Cold Hard Wonk

No sentiment but politics

Everything New is Old Again

Posted by JJ in Bad Press, Doubletake/Doubletalk, Vague Check, Strategic Planning (Saturday October 7, 2006 at 10:14 pm)

For those still so dazzled by technology that they haven’t lost faith in the “new economy”, John Harris of the Washington Post has a very flashy trinket on offer. In a week that’s already seen one forgetful recreation of past failures, Harris is as confident as a huckster economist in 1999 that new technology means new rules and a new game.

A number of recent political scandals, Harris says, have originated in the world of “new media” before moving into newspapers and television — the more “traditional” outlets. He points to three recent stories: George Allen’s “macaca” remark, captured by a cameraman paid by his opponent, Jim Webb; Mark Foley’s flirtation with Congressional pages; and Bill Clinton’s interview cum debate.

Supposedly, these stories include an “arresting personal angle”. And since Bill Clinton’s interview was broadcast on Fox News, the “new media” of Harris’s vision lumps web reporting together with television. All that makes it “new”, it would seem, is that it was recently established; and that’s enough, according to Harris, to make it something novel:

Cumulatively, the stories highlight a new brand of politics in which nearly any revelation in the news becomes a weapon or shield in the daily partisan wars, and the aim of candidates and their operatives is not so much to win an argument as to brand opponents as fundamentally unfit.

Which is enough to give any reader with a memory longer than a goldfish pause.
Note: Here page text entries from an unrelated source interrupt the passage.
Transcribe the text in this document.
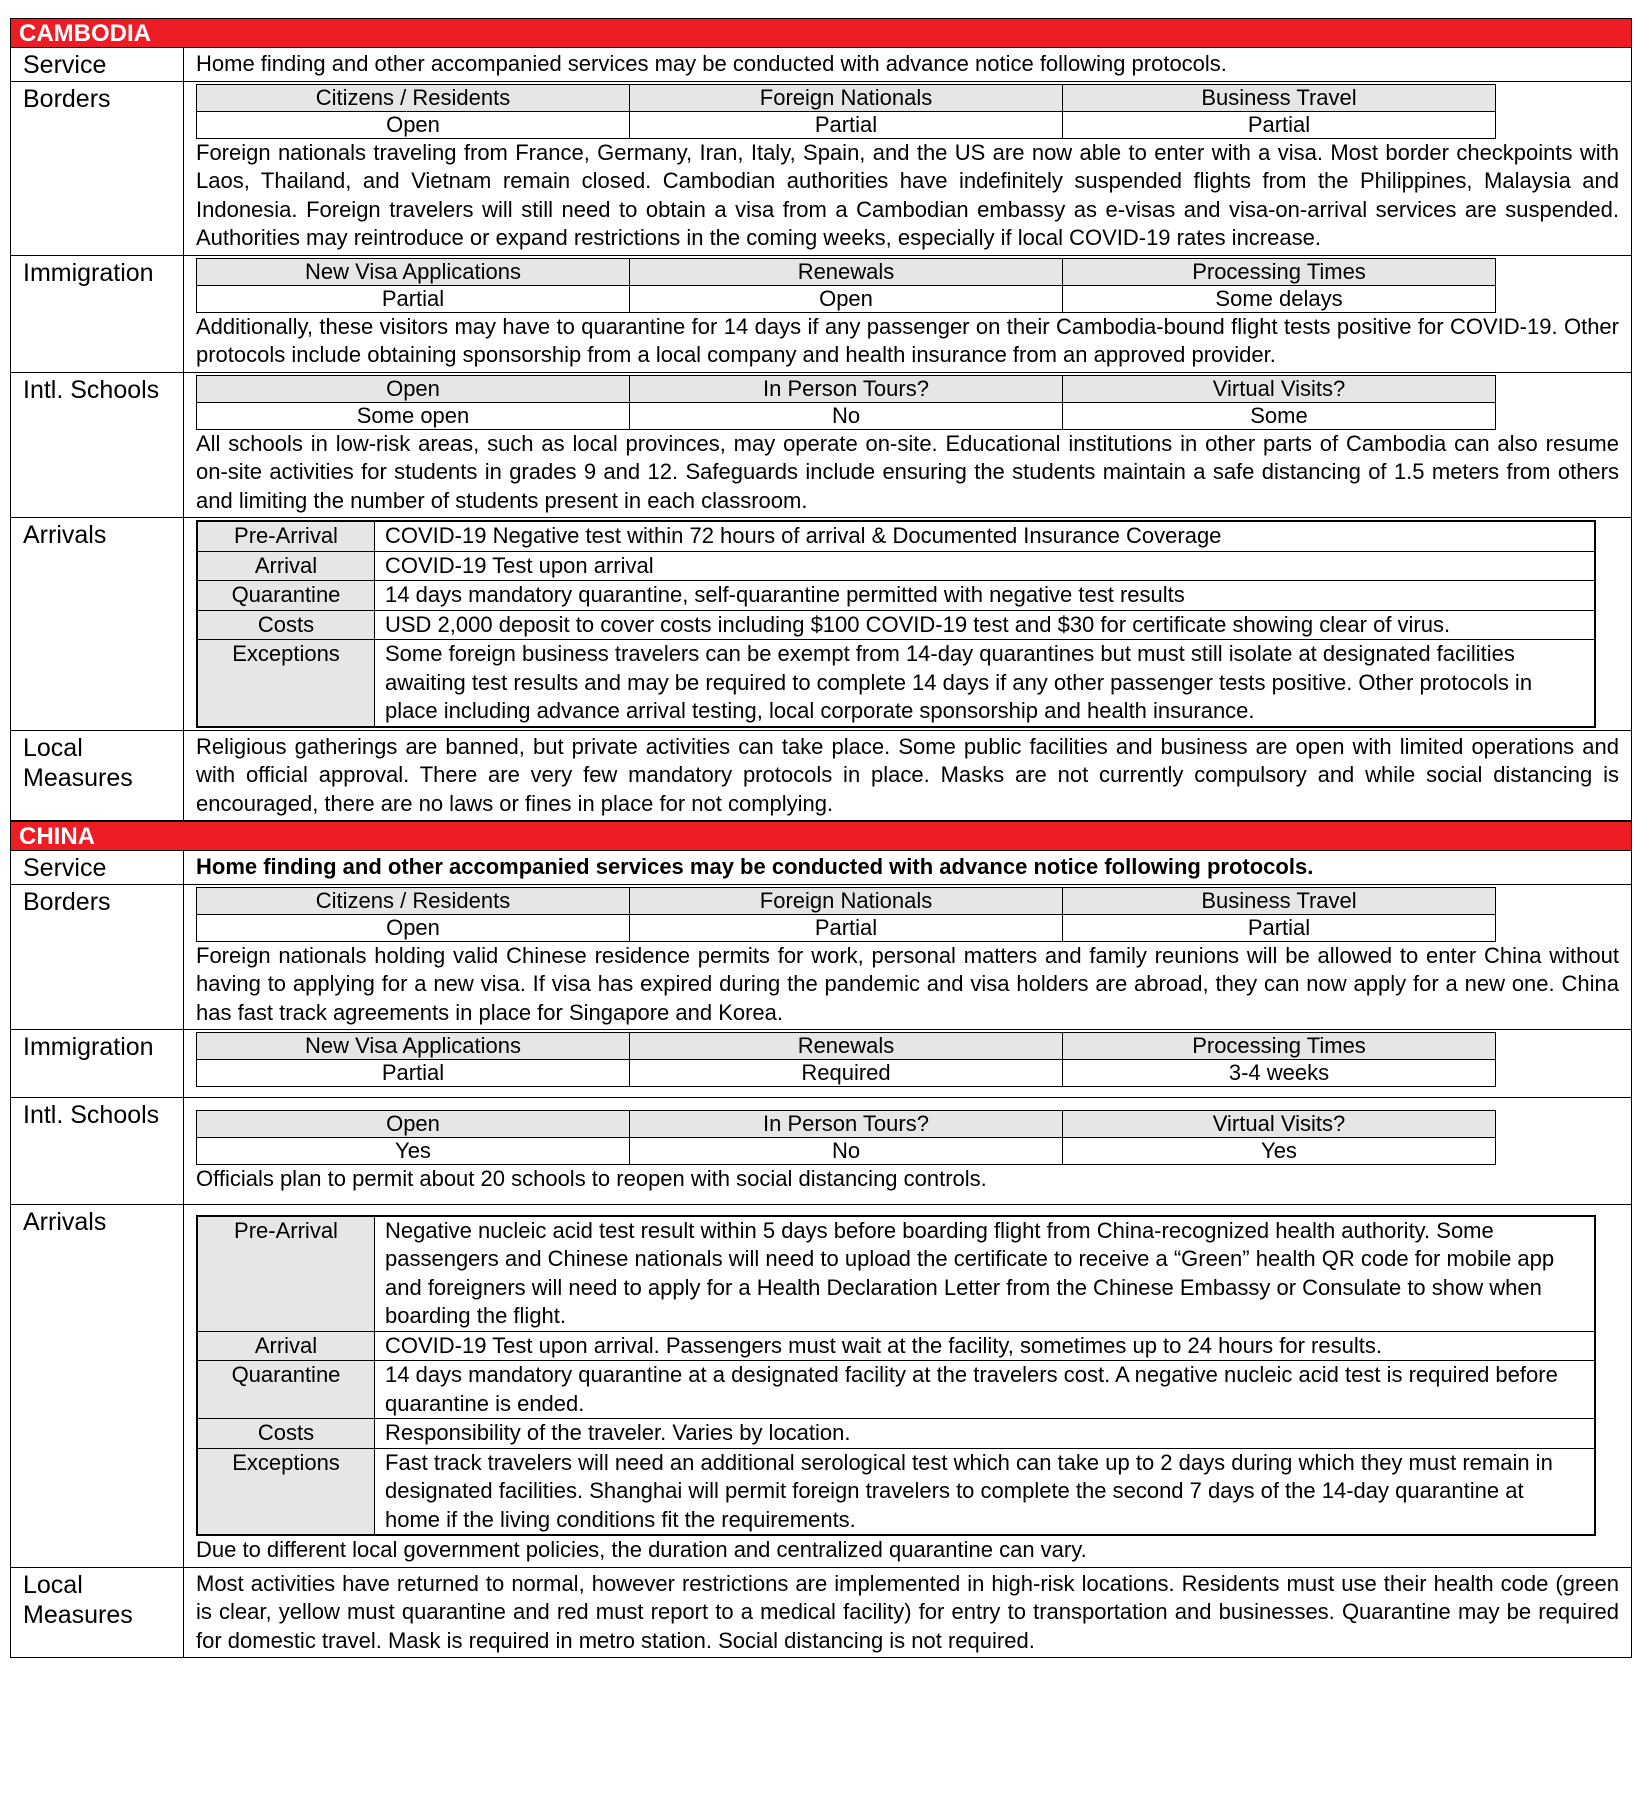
CAMBODIA
Service	Home finding and other accompanied services may be conducted with advance notice following protocols.
Borders	Citizens / Residents	Foreign Nationals	Business Travel
Open	Partial	Partial

Foreign nationals traveling from France, Germany, Iran, Italy, Spain, and the US are now able to enter with a visa. Most border checkpoints with Laos, Thailand, and Vietnam remain closed. Cambodian authorities have indefinitely suspended flights from the Philippines, Malaysia and Indonesia. Foreign travelers will still need to obtain a visa from a Cambodian embassy as e-visas and visa-on-arrival services are suspended. Authorities may reintroduce or expand restrictions in the coming weeks, especially if local COVID-19 rates increase.

Immigration	New Visa Applications	Renewals	Processing Times
Partial	Open	Some delays

Additionally, these visitors may have to quarantine for 14 days if any passenger on their Cambodia-bound flight tests positive for COVID-19. Other protocols include obtaining sponsorship from a local company and health insurance from an approved provider.

Intl. Schools	Open	In Person Tours?	Virtual Visits?
Some open	No	Some

All schools in low-risk areas, such as local provinces, may operate on-site. Educational institutions in other parts of Cambodia can also resume on-site activities for students in grades 9 and 12. Safeguards include ensuring the students maintain a safe distancing of 1.5 meters from others and limiting the number of students present in each classroom.

Arrivals	Pre-Arrival	COVID-19 Negative test within 72 hours of arrival & Documented Insurance Coverage
Arrival	COVID-19 Test upon arrival
Quarantine	14 days mandatory quarantine, self-quarantine permitted with negative test results
Costs	USD 2,000 deposit to cover costs including $100 COVID-19 test and $30 for certificate showing clear of virus.
Exceptions	Some foreign business travelers can be exempt from 14-day quarantines but must still isolate at designated facilities awaiting test results and may be required to complete 14 days if any other passenger tests positive. Other protocols in place including advance arrival testing, local corporate sponsorship and health insurance.
Local Measures
Religious gatherings are banned, but private activities can take place. Some public facilities and business are open with limited operations and with official approval. There are very few mandatory protocols in place. Masks are not currently compulsory and while social distancing is encouraged, there are no laws or fines in place for not complying.
CHINA
Service	Home finding and other accompanied services may be conducted with advance notice following protocols.
Borders	Citizens / Residents	Foreign Nationals	Business Travel
Open	Partial	Partial

Foreign nationals holding valid Chinese residence permits for work, personal matters and family reunions will be allowed to enter China without having to applying for a new visa. If visa has expired during the pandemic and visa holders are abroad, they can now apply for a new one. China has fast track agreements in place for Singapore and Korea.

Immigration	New Visa Applications	Renewals	Processing Times
Partial	Required	3-4 weeks
Intl. Schools	Open	In Person Tours?	Virtual Visits?
Yes	No	Yes

Officials plan to permit about 20 schools to reopen with social distancing controls.

Arrivals	Pre-Arrival	Negative nucleic acid test result within 5 days before boarding flight from China-recognized health authority. Some passengers and Chinese nationals will need to upload the certificate to receive a “Green” health QR code for mobile app and foreigners will need to apply for a Health Declaration Letter from the Chinese Embassy or Consulate to show when boarding the flight.
Arrival	COVID-19 Test upon arrival. Passengers must wait at the facility, sometimes up to 24 hours for results.
Quarantine	14 days mandatory quarantine at a designated facility at the travelers cost. A negative nucleic acid test is required before quarantine is ended.
Costs	Responsibility of the traveler. Varies by location.
Exceptions	Fast track travelers will need an additional serological test which can take up to 2 days during which they must remain in designated facilities. Shanghai will permit foreign travelers to complete the second 7 days of the 14-day quarantine at home if the living conditions fit the requirements.

Due to different local government policies, the duration and centralized quarantine can vary.

Local Measures
Most activities have returned to normal, however restrictions are implemented in high-risk locations. Residents must use their health code (green is clear, yellow must quarantine and red must report to a medical facility) for entry to transportation and businesses. Quarantine may be required for domestic travel. Mask is required in metro station. Social distancing is not required.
When was it, exactly, that winning arguments was the primary aim of political campaigning? Lincoln’s famous debates with Douglas lost him the Senatorial election but won him the Presidential election two years later. Which election was about winning the argument and which about losing?

But more importanty, what’s so new about attacking the competence of one’s opponents? Has Harris never heard of the daisy commercial from Lyndon Johnson’s 1964 Presidential campaign suggesting Goldwater wasn’t the man to manage nuclear tensions? What about the 1993 Tory commercial hinting that Jean Chretien’s facial paralysis made him a poor choice to represent Canada abroad? What about the Ontario slogan in 1999: “Dalton McGuinty: He’s Just Not Up to the Job”? Perhaps he paid no attention to the allegations of sexual harassment against Clarence Thomas, suggesting that his personal behaviour made him a bad choice to make legal judgements? He might be forgiven for being unaware of the fact that homosexuality was added to the charges against Edward II of England, or that accusations of personal immorality were common weapons in classical political life.

But no, focusing on personal attacks at the expense of policy arguments really is a new wave in politics. How easily the eye can be blinded by a bit of fiber optics and more of the same old, same old.